La réponse judiciaire aux violences et aux pillages a été celle à laquelle on pouvait s’attendre. Fruit d’une politisation des magistrats qui partagent les positions de la petite bourgeoisie urbaine, les décisions ont été marquées par une indulgence voire une complaisance parfois risible. Au grand dam d’une opinion publique en rage, qui garde le souvenir cuisant de la violence de la répression judiciaire des gilets jaunes par exemple. Et c’est dans ce contexte qu’est intervenue l’information du renvoi devant la cour d’assises du policier auteur du coup de feu mortel contre le jeune Nahel à l’occasion d’une course-poursuite pour refus d’obtempérer. Et bien évidemment, les mêmes qui protestaient contre la faiblesse des sanctions contre les pillards et ceux qui agressaient policiers et pompiers, se sont répandus qui en imprécations contre les « juges rouges », et en proclamations de soutien au policier « injustement poursuivi »

Ce télescopage, au-delà du révélateur politique et social démontre une fois de plus l’inculture juridique et judiciaire non seulement de l’opinion publique de notre pays, mais également de ses classes politique et journalistique. Cette ignorance de ce qu’est, et de ce que doit être la justice, rôle du droit dans une démocratie représentative permet toutes les manipulations et toutes les démagogies. Nous en avions eu déjà, de beaux exemples avec le choix du slogan « justice pour Nahel, pas de justice pas de paix » et la polémique autour de la cagnotte Messiha. LFI en tête, qui envoyait ses perroquets sur les plateaux ânonner des slogans auxquels manifestement ils ne comprenaient pas grand-chose. Accompagnés par les belles âmes demandant l’interdiction « de la cagnotte de la honte ».

L’ordonnance de mise en accusation qui prononce donc le renvoi du policier mis en examen devant les assises a bien évidemment relancé le festival combinant chantage judiciaire, mauvaise foi, démagogie et ignorance. Exactement, et au même moment, comme les émeutes post victoire du PSG et les réponses policières et judiciaires. Et pour les mêmes raisons, c’est ce que nous allons voir.

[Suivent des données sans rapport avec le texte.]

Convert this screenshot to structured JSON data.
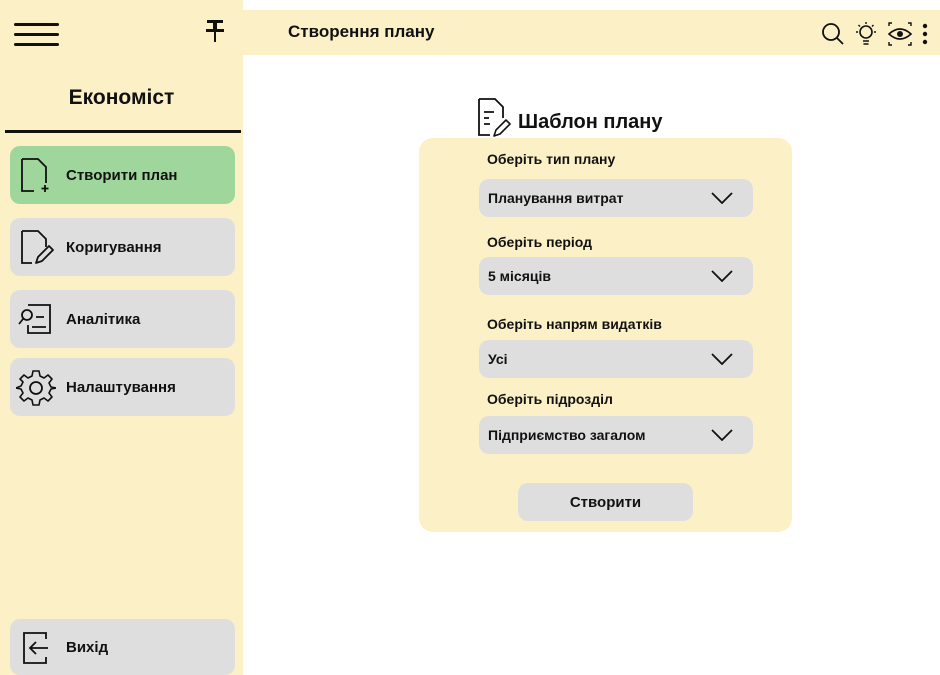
{
  "header": {
    "page_title": "Створення плану",
    "icons": [
      "search-icon",
      "lightbulb-icon",
      "eye-icon",
      "more-vertical-icon"
    ]
  },
  "sidebar": {
    "app_title": "Економіст",
    "items": [
      {
        "label": "Створити план",
        "icon": "new-document-icon",
        "active": true
      },
      {
        "label": "Коригування",
        "icon": "edit-document-icon",
        "active": false
      },
      {
        "label": "Аналітика",
        "icon": "analytics-icon",
        "active": false
      },
      {
        "label": "Налаштування",
        "icon": "gear-icon",
        "active": false
      }
    ],
    "exit_label": "Вихід"
  },
  "form": {
    "title": "Шаблон плану",
    "fields": [
      {
        "label": "Оберіть тип плану",
        "value": "Планування витрат"
      },
      {
        "label": "Оберіть період",
        "value": "5 місяців"
      },
      {
        "label": "Оберіть напрям видатків",
        "value": "Усі"
      },
      {
        "label": "Оберіть підрозділ",
        "value": "Підприємство загалом"
      }
    ],
    "submit_label": "Створити"
  },
  "colors": {
    "panel": "#fbf0c6",
    "active_item": "#9fd69b",
    "control": "#dedede"
  }
}
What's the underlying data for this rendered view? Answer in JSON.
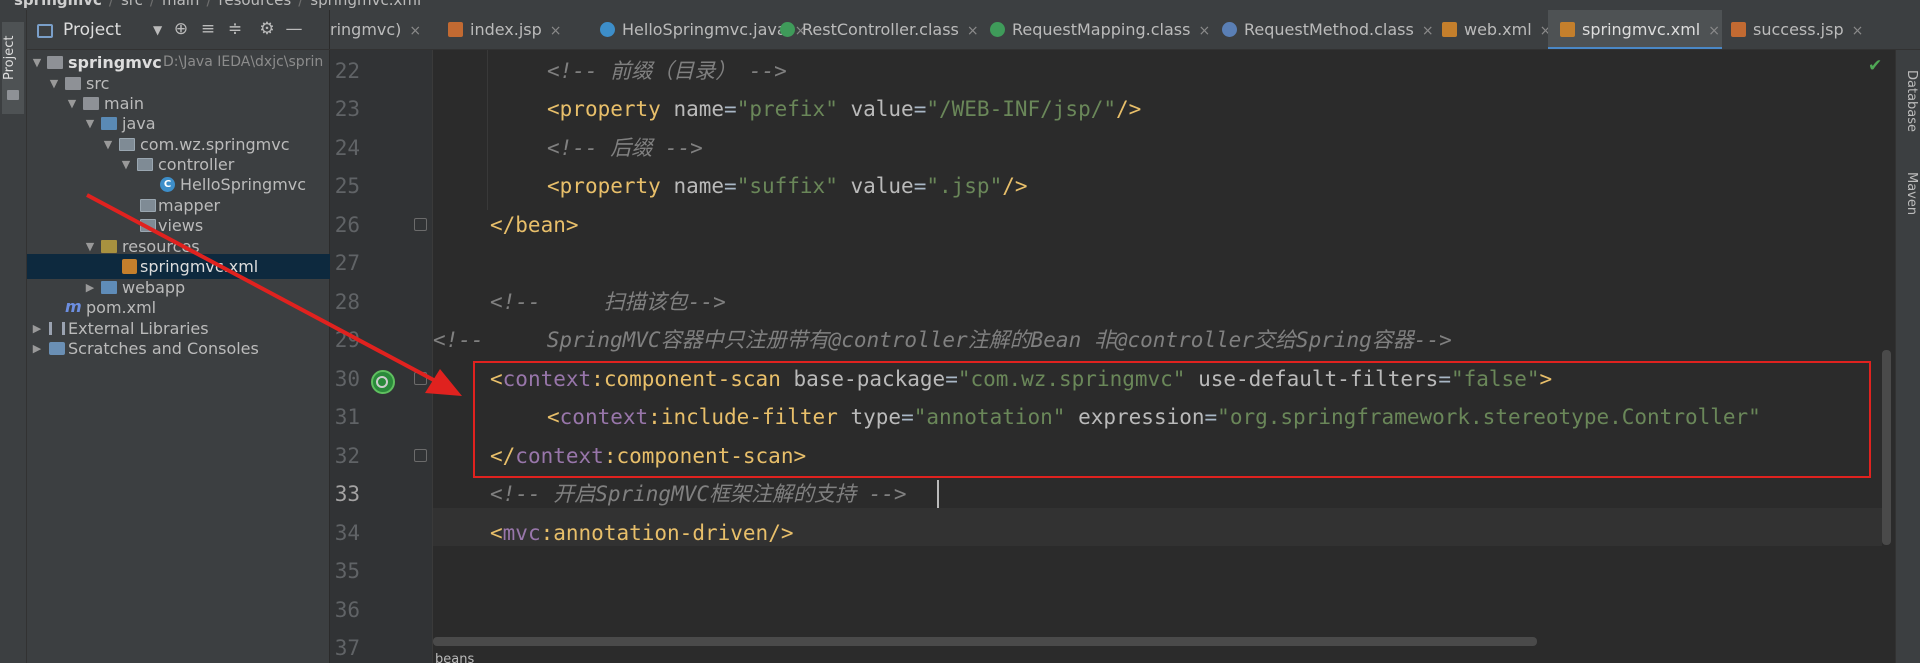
{
  "breadcrumb": {
    "root": "springmvc",
    "items": [
      "src",
      "main",
      "resources",
      "springmvc.xml"
    ]
  },
  "left_stripe": {
    "label": "Project"
  },
  "project_panel": {
    "title": "Project",
    "caret": "▼",
    "toolbar_icons": [
      "⊕",
      "≡",
      "≑",
      "⚙",
      "—"
    ],
    "tree": [
      {
        "label": "springmvc",
        "path": "D:\\Java IEDA\\dxjc\\sprin",
        "expanded": true
      },
      {
        "label": "src",
        "expanded": true
      },
      {
        "label": "main",
        "expanded": true
      },
      {
        "label": "java",
        "expanded": true
      },
      {
        "label": "com.wz.springmvc",
        "expanded": true
      },
      {
        "label": "controller",
        "expanded": true
      },
      {
        "label": "HelloSpringmvc",
        "class_letter": "C"
      },
      {
        "label": "mapper"
      },
      {
        "label": "views"
      },
      {
        "label": "resources",
        "expanded": true
      },
      {
        "label": "springmvc.xml"
      },
      {
        "label": "webapp",
        "expanded": false
      },
      {
        "label": "pom.xml",
        "maven_letter": "m"
      },
      {
        "label": "External Libraries",
        "expanded": false
      },
      {
        "label": "Scratches and Consoles",
        "expanded": false
      }
    ]
  },
  "tabs": [
    {
      "label": "ringmvc)",
      "closable": true
    },
    {
      "label": "index.jsp",
      "closable": true
    },
    {
      "label": "HelloSpringmvc.java",
      "closable": true
    },
    {
      "label": "RestController.class",
      "closable": true
    },
    {
      "label": "RequestMapping.class",
      "closable": true
    },
    {
      "label": "RequestMethod.class",
      "closable": true
    },
    {
      "label": "web.xml",
      "closable": true
    },
    {
      "label": "springmvc.xml",
      "closable": true,
      "active": true
    },
    {
      "label": "success.jsp",
      "closable": true
    }
  ],
  "tab_close_glyph": "×",
  "right_stripe": [
    "Database",
    "Maven"
  ],
  "editor": {
    "current_line": "33",
    "line_numbers": [
      "22",
      "23",
      "24",
      "25",
      "26",
      "27",
      "28",
      "29",
      "30",
      "31",
      "32",
      "33",
      "34",
      "35",
      "36",
      "37"
    ],
    "code": {
      "l22_comment": "<!-- 前缀（目录） -->",
      "l23_open": "<",
      "l23_tag": "property",
      "l23_a1": " name",
      "l23_eq": "=",
      "l23_v1": "\"prefix\"",
      "l23_a2": " value",
      "l23_v2": "\"/WEB-INF/jsp/\"",
      "l23_close": "/>",
      "l24_comment": "<!-- 后缀 -->",
      "l25_v1": "\"suffix\"",
      "l25_v2": "\".jsp\"",
      "l26": "</bean>",
      "l28_comment": "<!--     扫描该包-->",
      "l29_comment": "<!--     SpringMVC容器中只注册带有@controller注解的Bean 非@controller交给Spring容器-->",
      "l30_ns": "context",
      "l30_colon": ":",
      "l30_tag": "component-scan",
      "l30_a1": " base-package",
      "l30_v1": "\"com.wz.springmvc\"",
      "l30_a2": " use-default-filters",
      "l30_v2": "\"false\"",
      "l30_close": ">",
      "l31_tag": "include-filter",
      "l31_a1": " type",
      "l31_v1": "\"annotation\"",
      "l31_a2": " expression",
      "l31_v2": "\"org.springframework.stereotype.Controller\"",
      "l32_open": "</",
      "l33_comment": "<!-- 开启SpringMVC框架注解的支持 -->",
      "l34_ns": "mvc",
      "l34_tag": "annotation-driven"
    },
    "bottom_breadcrumb": "beans"
  },
  "colors": {
    "highlight_box": "#e0221f",
    "annotation_arrow": "#e0221f",
    "active_tab_underline": "#4a88c7"
  },
  "icons": {
    "check": "✔",
    "gear": "⚙",
    "lightbulb": "lightbulb-icon",
    "spring_bean": "spring-bean-icon"
  }
}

Rappel de quelques principes

Du point de vue judiciaire, la mort du jeune Nahel est un événement que l’institution prévue à cet effet devrait appréhender, pour d’abord dans un premier temps établir ce qu’il s’est passé, puis qualifier juridiquement les faits pour en tirer les conséquences par des décisions ayant force exécutoire. Dans la mesure où l’État va exercer à cette occasion sa « violence légitime », le processus d’élaboration doit être strictement normé et pour fonctionner, la justice pénale doit respecter un certain nombre de principes essentiels, en général très mal connus, et assurer un débat contradictoire – seul moyen d’appréhender le réel pour aboutir à une « vérité judiciaire » utilisable par le juge. Et c’est tout, simplement tout. La justice, comme la plus belle des femmes, ne pouvant donner que ce qu’elle a.

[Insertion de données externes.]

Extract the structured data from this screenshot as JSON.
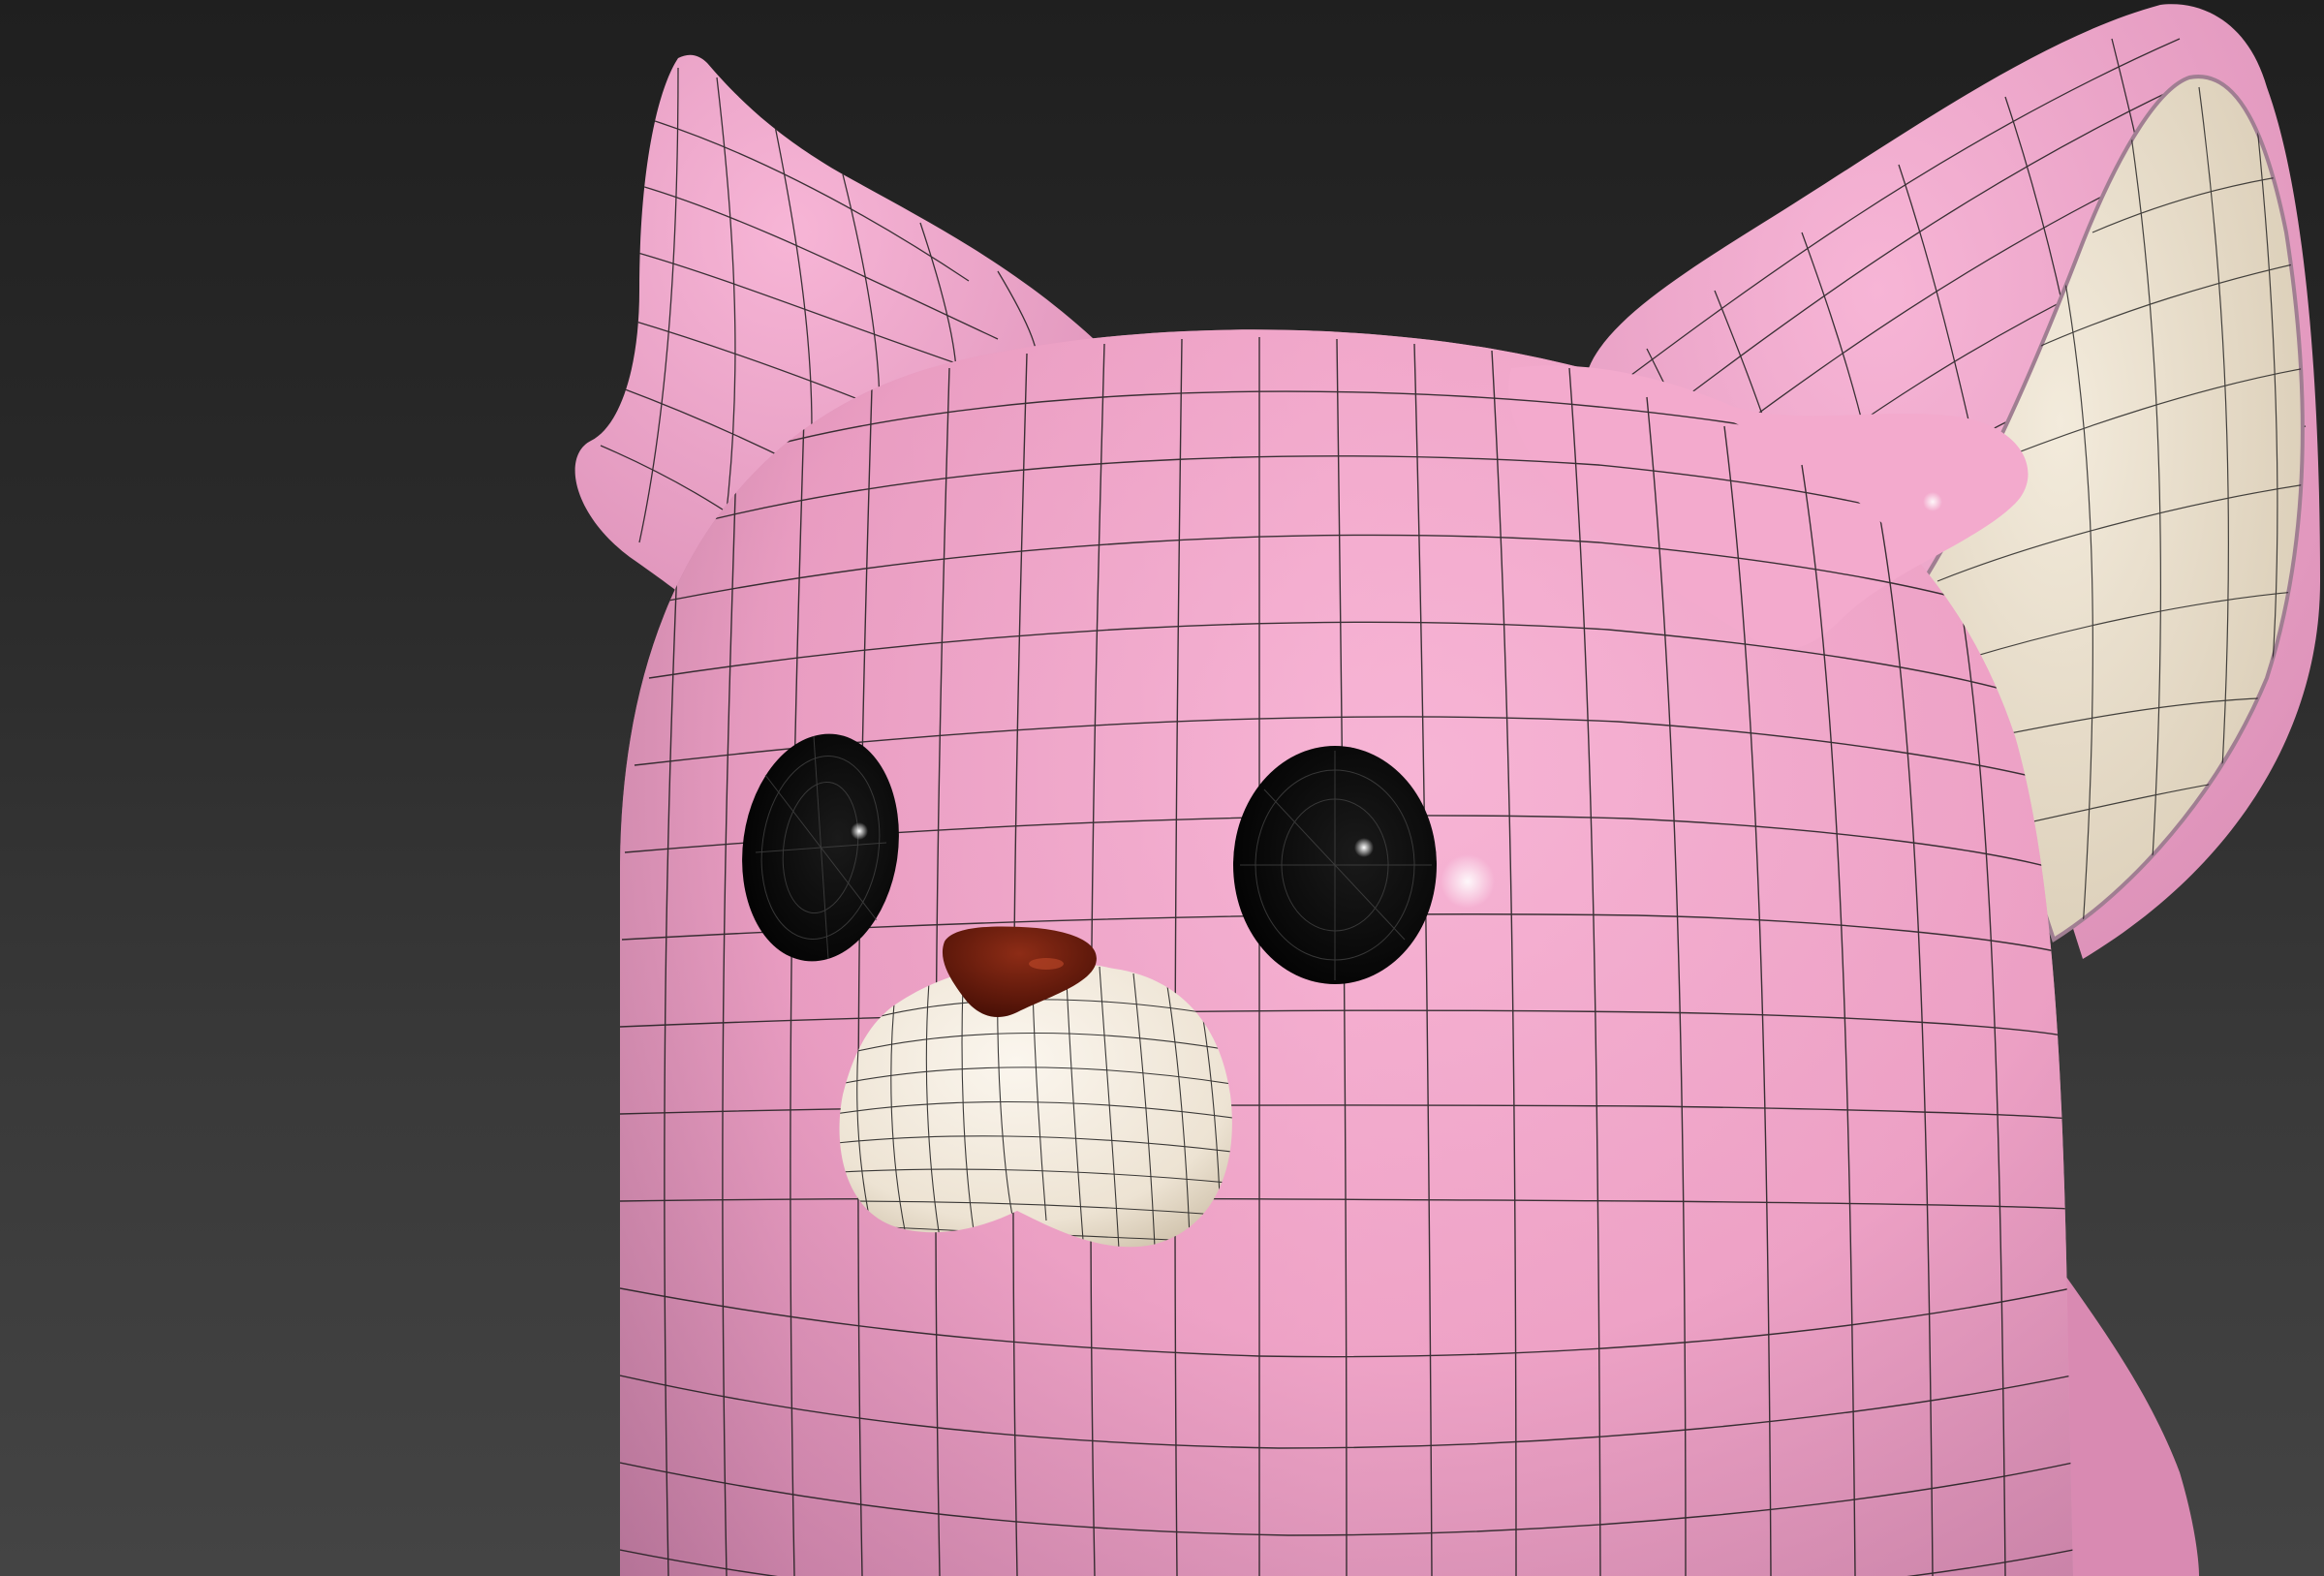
{
  "viewport": {
    "background_top": "#1f1f1f",
    "background_bottom": "#444444"
  },
  "model": {
    "body_color": "#f0a6c8",
    "body_shadow_color": "#b9769b",
    "inner_ear_color": "#e8ddc9",
    "muzzle_color": "#f4ede2",
    "nose_color": "#6b1b0c",
    "eye_color": "#050505",
    "wire_color": "#1b1b1b"
  },
  "icons": {
    "eye": "glossy-eye-icon",
    "nose": "nose-icon"
  }
}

Malheureusement pour différentes raisons, faute de moyens et du fait d’une politisation dangereuse, la justice française est à la dérive. Et ceux qui poursuivent des objectifs sans rapport avec cette mission vont systématiquement et à chaque fois tenter de la manipuler. L’affaire Nahel en est une nouvelle illustration. Et réciproquement Et l’on sait qu’assigner à la justice des objectifs qui ne sont pas les siens implique nécessairement la mise en cause des principes fondamentaux et par conséquent des libertés publiques.

Dans la tragédie de Nanterre, une vidéo de quelques secondes a donné à voir une violence policière inutile qui s’apparentait à un homicide volontaire. Suscitant l’émotion que l’on connaît, les utilisations politiciennes et l’explosion sociale qui n’attendait que son étincelle.

Le jeudi 29 juin, le procureur de Nanterre a lu un communiqué décrivant les faits tels qu’une enquête rapide avait pu les établir et les conséquences judiciaires qu’entendait, dans un premier temps, en tirer l’autorité de poursuite. Constatations matérielles, témoignages divers et vidéos de surveillance donnaient un éclairage dont il résultait que le jeune Nahel, circulant au volant d’un véhicule puissant et multipliant les infractions dangereuses au code de la route, avait refusé de s’arrêter malgré les demandes de deux motards de la police jusqu’à être coincé dans un embouteillage. Embouteillage dont il avait tenté de s’extraire malgré les ordres des deux policiers, l’un d’entre eux faisant alors usage de son arme avec les conséquences mortelles que l’on connaît. Cette description était celle que pouvait faire le procureur grâce à ses pouvoirs d’enquête 24 heures après les faits. Il considérait à ce moment que les conditions légales pour l’usage d’une arme létale n’étaient pas réunies et annonçait l’ouverture d’une information judiciaire, c’est-à-dire la désignation d’un juge d’instruction, pour homicide volontaire, et la réquisition d’un mandat de dépôt pour le fonctionnaire auteur du tir. Pour une fois, force était de constater que le parquet de Nanterre avait fait convenablement son boulot.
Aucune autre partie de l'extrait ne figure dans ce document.